Considering that the incorporation of microalgae extracts and compounds into cosmeceuticals is kept as an industrial secret, this section presents some tendencies about pigments from microalgae in cosmetics (Table 3). Cosmetic Ingredient Database (CosIng) offers more than 120 examples of ingredients derived from microalgae (European Commission 2020). Most of them are related to extracts or polysaccharide compositions; however, there is no evidence of pigments isolated from microalgae biomass in such important reference. Finally, regarding safety aspects, it is essential to select nontoxic microalgal species and analyze each toxicological profile before industrial applications. Hence, nontoxic microalgae and cyanobacteria could be a valuable source of biopigments and other bioactive compounds with potential health-promoting properties, as well as cosmeceutical properties for novel products with high quality assurance.

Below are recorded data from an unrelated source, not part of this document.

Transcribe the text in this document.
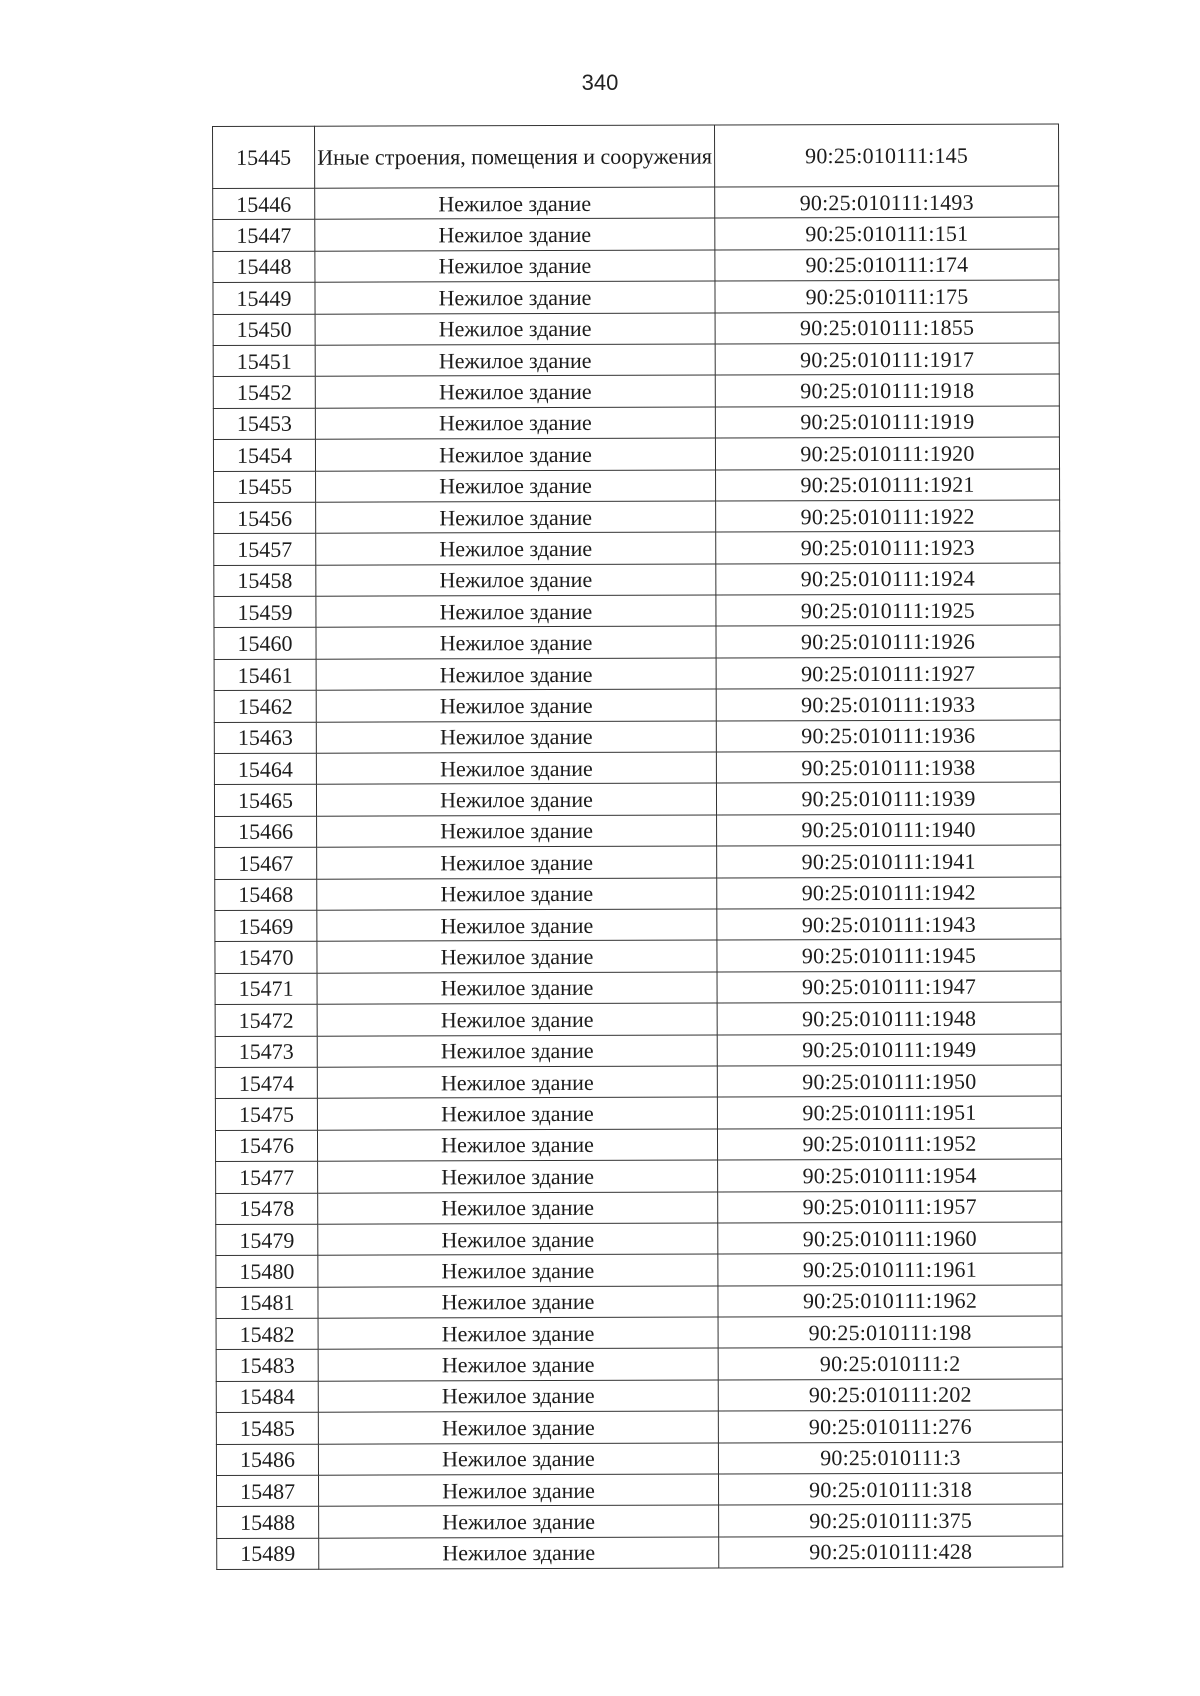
340
15445	Иные строения, помещения и сооружения	90:25:010111:145
15446	Нежилое здание	90:25:010111:1493
15447	Нежилое здание	90:25:010111:151
15448	Нежилое здание	90:25:010111:174
15449	Нежилое здание	90:25:010111:175
15450	Нежилое здание	90:25:010111:1855
15451	Нежилое здание	90:25:010111:1917
15452	Нежилое здание	90:25:010111:1918
15453	Нежилое здание	90:25:010111:1919
15454	Нежилое здание	90:25:010111:1920
15455	Нежилое здание	90:25:010111:1921
15456	Нежилое здание	90:25:010111:1922
15457	Нежилое здание	90:25:010111:1923
15458	Нежилое здание	90:25:010111:1924
15459	Нежилое здание	90:25:010111:1925
15460	Нежилое здание	90:25:010111:1926
15461	Нежилое здание	90:25:010111:1927
15462	Нежилое здание	90:25:010111:1933
15463	Нежилое здание	90:25:010111:1936
15464	Нежилое здание	90:25:010111:1938
15465	Нежилое здание	90:25:010111:1939
15466	Нежилое здание	90:25:010111:1940
15467	Нежилое здание	90:25:010111:1941
15468	Нежилое здание	90:25:010111:1942
15469	Нежилое здание	90:25:010111:1943
15470	Нежилое здание	90:25:010111:1945
15471	Нежилое здание	90:25:010111:1947
15472	Нежилое здание	90:25:010111:1948
15473	Нежилое здание	90:25:010111:1949
15474	Нежилое здание	90:25:010111:1950
15475	Нежилое здание	90:25:010111:1951
15476	Нежилое здание	90:25:010111:1952
15477	Нежилое здание	90:25:010111:1954
15478	Нежилое здание	90:25:010111:1957
15479	Нежилое здание	90:25:010111:1960
15480	Нежилое здание	90:25:010111:1961
15481	Нежилое здание	90:25:010111:1962
15482	Нежилое здание	90:25:010111:198
15483	Нежилое здание	90:25:010111:2
15484	Нежилое здание	90:25:010111:202
15485	Нежилое здание	90:25:010111:276
15486	Нежилое здание	90:25:010111:3
15487	Нежилое здание	90:25:010111:318
15488	Нежилое здание	90:25:010111:375
15489	Нежилое здание	90:25:010111:428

Conclusions and perspectives

We briefly summarize the cosmeceutical applications of pigments derived from microalgae biomass. Currently, there are researches conducted for the enhancement of knowledge on the application of active ingredients in cosmeceuticals claiming antioxidant, anti-inflammatory, and antipollution activities (Velasco et al. 2018), with further skin collagen production stimulant, among others. Thus, the biopigments described among this study were safe, highly efficient, and with low environmental impact. Several compounds found in microalgae species have these potential characteristics, with emphasis on the pigments that are already part of the formulation of some cosmetics and personal products, claiming organic value. Otherwise, production of these biopigments may be considered relatively expensive, with a consequent increment in costs of final raw materials. In addition to this, microalgae cultivation is linked to high demand of water, although water recycling in “red stage” production could decrease water footprint (Panis and Carreon 2016). However, it is important to recognize that the rapid growth with simple medium composition of most microalgae strains could be cited as the best advantage to produce their pigments in large scale. Furthermore, the increase in pigment production by microalgae and cyanobacterial species with a significant reduction in costs is a very attractive field for industries to use these biopigments in personal care products. Thus, one of the most promising ways to make this challenge possible is to obtain detailed information on DNA sequencing, for instance, to provide valuable information on metabolic pathways for metabolic and genetic engineering for the enhancement of biopigment production (Saini et al. 2020). Therefore, these aspects reflect the importance of the growing interest for the discovery of new applications for microalgae pigments. Despite the complications of stablishing extraction methods environmentally safer, there is still a need for further investigations to evaluate safety, efficacy, and real potential alternatives of using microalgae pigments in the cosmetic industry.